Bangladesh, 1984. Maya preme il viso contro il finestrino del vecchio treno sbuffante. Il binario della stazione di Dacca è invaso dalle urla dei ragazzini che vendono bibite fresche. Sono passati otto anni dalla fine della guerra d'indipendenza dal Pakistan. Otto anni in cui Maya ha lottato per la sua terra, salvando centinaia di vite in un piccolo ospedale di campagna. Adesso il paese è dominato dalla dittatura, la parola d'ordine è dimenticare: tutti fingono che niente sia successo e che il sangue di migliaia di vittime innocenti non abbia impregnato la polvere delle strade.

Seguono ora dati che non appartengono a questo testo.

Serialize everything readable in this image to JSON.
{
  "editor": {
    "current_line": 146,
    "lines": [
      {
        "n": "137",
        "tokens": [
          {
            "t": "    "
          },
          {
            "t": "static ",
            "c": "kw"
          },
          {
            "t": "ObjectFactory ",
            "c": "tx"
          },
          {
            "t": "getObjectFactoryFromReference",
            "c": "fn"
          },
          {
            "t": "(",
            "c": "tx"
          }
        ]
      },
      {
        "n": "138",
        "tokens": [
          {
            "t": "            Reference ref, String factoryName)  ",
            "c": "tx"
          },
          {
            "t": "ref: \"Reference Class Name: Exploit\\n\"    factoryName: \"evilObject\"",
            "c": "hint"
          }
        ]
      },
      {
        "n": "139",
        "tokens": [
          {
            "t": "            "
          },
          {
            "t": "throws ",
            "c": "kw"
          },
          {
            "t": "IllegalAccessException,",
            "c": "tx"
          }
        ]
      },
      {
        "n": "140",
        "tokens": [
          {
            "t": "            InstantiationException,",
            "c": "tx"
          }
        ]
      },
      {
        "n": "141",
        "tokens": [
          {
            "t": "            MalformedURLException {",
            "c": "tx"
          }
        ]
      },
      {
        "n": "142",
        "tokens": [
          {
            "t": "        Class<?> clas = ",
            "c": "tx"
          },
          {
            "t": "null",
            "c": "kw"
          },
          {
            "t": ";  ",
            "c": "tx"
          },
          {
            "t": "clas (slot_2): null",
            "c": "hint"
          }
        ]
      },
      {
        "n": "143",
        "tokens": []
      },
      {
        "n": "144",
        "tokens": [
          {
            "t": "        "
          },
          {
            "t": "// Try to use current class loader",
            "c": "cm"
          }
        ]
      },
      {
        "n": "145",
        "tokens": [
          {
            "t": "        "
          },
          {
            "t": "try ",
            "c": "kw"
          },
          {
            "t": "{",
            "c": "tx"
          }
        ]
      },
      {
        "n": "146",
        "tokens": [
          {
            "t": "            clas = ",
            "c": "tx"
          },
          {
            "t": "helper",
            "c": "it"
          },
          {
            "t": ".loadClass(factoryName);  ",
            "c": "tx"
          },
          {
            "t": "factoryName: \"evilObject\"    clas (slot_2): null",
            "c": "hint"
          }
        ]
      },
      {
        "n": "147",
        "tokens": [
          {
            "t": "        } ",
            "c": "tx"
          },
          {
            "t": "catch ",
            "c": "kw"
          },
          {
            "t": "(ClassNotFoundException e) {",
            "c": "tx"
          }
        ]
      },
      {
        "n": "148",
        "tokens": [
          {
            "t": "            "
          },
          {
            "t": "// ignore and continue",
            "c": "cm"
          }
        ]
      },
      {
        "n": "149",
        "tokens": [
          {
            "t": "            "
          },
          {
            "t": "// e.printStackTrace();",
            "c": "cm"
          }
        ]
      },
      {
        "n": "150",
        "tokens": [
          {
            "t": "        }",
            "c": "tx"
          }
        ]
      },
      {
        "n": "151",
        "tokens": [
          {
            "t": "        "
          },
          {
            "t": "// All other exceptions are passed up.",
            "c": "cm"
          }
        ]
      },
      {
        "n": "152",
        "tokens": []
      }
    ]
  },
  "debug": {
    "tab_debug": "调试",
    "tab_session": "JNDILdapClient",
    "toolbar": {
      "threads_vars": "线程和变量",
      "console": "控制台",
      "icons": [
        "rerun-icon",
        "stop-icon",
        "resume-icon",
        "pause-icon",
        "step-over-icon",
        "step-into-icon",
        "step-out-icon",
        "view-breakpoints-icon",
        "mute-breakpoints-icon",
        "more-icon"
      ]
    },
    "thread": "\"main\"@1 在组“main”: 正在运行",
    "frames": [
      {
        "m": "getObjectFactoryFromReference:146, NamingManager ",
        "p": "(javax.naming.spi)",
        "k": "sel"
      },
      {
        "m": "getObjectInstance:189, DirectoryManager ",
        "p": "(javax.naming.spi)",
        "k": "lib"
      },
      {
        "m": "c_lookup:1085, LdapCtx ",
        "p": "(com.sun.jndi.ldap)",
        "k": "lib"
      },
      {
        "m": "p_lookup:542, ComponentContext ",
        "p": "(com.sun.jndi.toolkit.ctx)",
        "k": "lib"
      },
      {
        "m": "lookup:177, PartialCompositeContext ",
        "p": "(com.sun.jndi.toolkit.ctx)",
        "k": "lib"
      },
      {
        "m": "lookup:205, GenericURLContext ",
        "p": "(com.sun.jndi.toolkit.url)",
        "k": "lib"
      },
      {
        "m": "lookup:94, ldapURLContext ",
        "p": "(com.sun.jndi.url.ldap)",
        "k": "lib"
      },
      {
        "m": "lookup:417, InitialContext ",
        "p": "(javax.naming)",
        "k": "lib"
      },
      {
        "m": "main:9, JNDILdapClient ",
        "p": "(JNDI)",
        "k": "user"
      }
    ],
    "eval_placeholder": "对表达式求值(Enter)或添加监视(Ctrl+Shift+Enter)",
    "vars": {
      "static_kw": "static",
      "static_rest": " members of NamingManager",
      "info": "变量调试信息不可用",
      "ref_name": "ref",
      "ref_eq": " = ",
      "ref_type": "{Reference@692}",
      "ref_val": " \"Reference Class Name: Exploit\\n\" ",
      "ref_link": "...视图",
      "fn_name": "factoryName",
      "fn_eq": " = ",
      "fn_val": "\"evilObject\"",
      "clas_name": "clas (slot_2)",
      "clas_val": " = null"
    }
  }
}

Eppure Maya non riesce a dimenticare l'odore della rabbia e dei libri incendiati. Adesso che sua cognata è morta è venuto il momento di tornare nella casa della sua infanzia. Quello è il suo posto, anche se tutto è diverso.
Sohail, suo fratello, è ormai un estraneo per lei. Ha bruciato tutti i libri tranne il Corano, è diventato un fanatico religioso e ha iniziato a predicare, seguito da folle di credenti che lo venerano come un sant'uomo, un musulmano esemplare. Ma dietro le sbarre della prigione spirituale che suo fratello ha costruito nella loro casa, Maya vede risplendere due enormi e tristi occhi grigi.
Sono quelli del piccolo Zaid, il figlio di Sohail, che cresce abbandonato a sé stesso, privo di cure, amore e di qualsiasi di tipo di educazione, proibite dal fanatismo religioso del padre. Per salvarlo, Maya deve trovare la forza di ribellarsi e tornare a lottare per una libertà che adesso sembra solo un ricordo troppo lontano.